Human life is the most blessed one as it is a signal indicating the beginning and the growth of divine life within. In animal life, we are compelled to learn the use and control of limbs and forms. In human life man learns the use and control of mind, and develops latent mental powers to the extreme.

The potentialities of mind are not known to every man. Man is in fact unaware of the dormant faculties which lie within his reach. These potentialities are just like unexcavated nature-preserves. Through the practice of yoga man unearths the hidden powers of his mind which could be utilized in the following three directions.

  1. for successful living;
  2. for acquiring siddhis, and
  3. for spiritual realization.

The first and the third are desirable and harmless. Through yoga sadhana one acquires equanimity, serenity, one-pointedness of mind and strong determination. He also regains his lost confidence. All these qualities are essential for successful living in all spheres of life, provided one knows how to utilize the energies generated by yoga sadhana.

For acquiring siddhis one has to crush and demolish his whole physical and mental structure by vigorous practices and divert all his mental faculties in toto towards achieving one siddhi only. These siddhis though hard earned, have no permanent value. You cannot utilize them in this world for your own sake nor can you do good to others by its demonstration.

Man is since birth chained with strong iron wires of desires and anadi vasanas.

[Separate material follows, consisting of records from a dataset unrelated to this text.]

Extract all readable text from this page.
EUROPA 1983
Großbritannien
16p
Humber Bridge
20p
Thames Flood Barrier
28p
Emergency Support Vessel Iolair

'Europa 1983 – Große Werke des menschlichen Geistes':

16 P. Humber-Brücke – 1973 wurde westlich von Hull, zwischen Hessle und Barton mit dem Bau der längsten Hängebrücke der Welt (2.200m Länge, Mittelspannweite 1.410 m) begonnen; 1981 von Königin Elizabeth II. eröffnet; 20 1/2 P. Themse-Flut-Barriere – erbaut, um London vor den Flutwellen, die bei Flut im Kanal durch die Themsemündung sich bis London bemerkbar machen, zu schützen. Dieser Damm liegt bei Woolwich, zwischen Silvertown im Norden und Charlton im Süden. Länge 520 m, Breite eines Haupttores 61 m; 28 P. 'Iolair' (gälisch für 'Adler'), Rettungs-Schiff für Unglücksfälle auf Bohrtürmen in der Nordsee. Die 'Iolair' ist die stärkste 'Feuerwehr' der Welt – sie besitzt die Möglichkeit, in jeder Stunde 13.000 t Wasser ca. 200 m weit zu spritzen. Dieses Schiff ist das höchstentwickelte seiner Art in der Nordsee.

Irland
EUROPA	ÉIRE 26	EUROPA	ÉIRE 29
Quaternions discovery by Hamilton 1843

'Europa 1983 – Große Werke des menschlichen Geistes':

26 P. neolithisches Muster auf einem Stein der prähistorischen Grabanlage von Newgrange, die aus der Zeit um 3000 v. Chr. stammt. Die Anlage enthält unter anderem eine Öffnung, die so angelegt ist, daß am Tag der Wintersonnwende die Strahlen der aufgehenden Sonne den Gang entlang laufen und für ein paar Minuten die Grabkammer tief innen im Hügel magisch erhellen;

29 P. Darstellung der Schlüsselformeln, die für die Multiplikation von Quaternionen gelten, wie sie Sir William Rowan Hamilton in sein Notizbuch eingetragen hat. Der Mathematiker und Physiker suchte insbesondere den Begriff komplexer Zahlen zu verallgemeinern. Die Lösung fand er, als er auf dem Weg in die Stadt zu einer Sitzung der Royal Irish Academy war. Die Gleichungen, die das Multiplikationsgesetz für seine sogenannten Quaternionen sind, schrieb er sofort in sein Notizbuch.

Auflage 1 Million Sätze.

No siddhi can ever cut his bond of ignorance and avidya. Exhaustion of karmas is possible only by one's own effort of sadhana. Through meditation alone past samskaras and bad karma can be burnt. Through the practice of meditation the light of knowledge dawns which burns out all samskaras.

Yoga sadhana is good for self-realization, because all generated and unconsumed energies of mind and emotions are directed towards one healthy end - the realization of the Supreme Self, which is the ultimate goal of life. All emotions and mental powers are thus deposited in the safe account of self-realization. But for proper practice of yoga an adept's advice and guidance is always necessary for a beginner, otherwise he may get lost in psychic wilderness.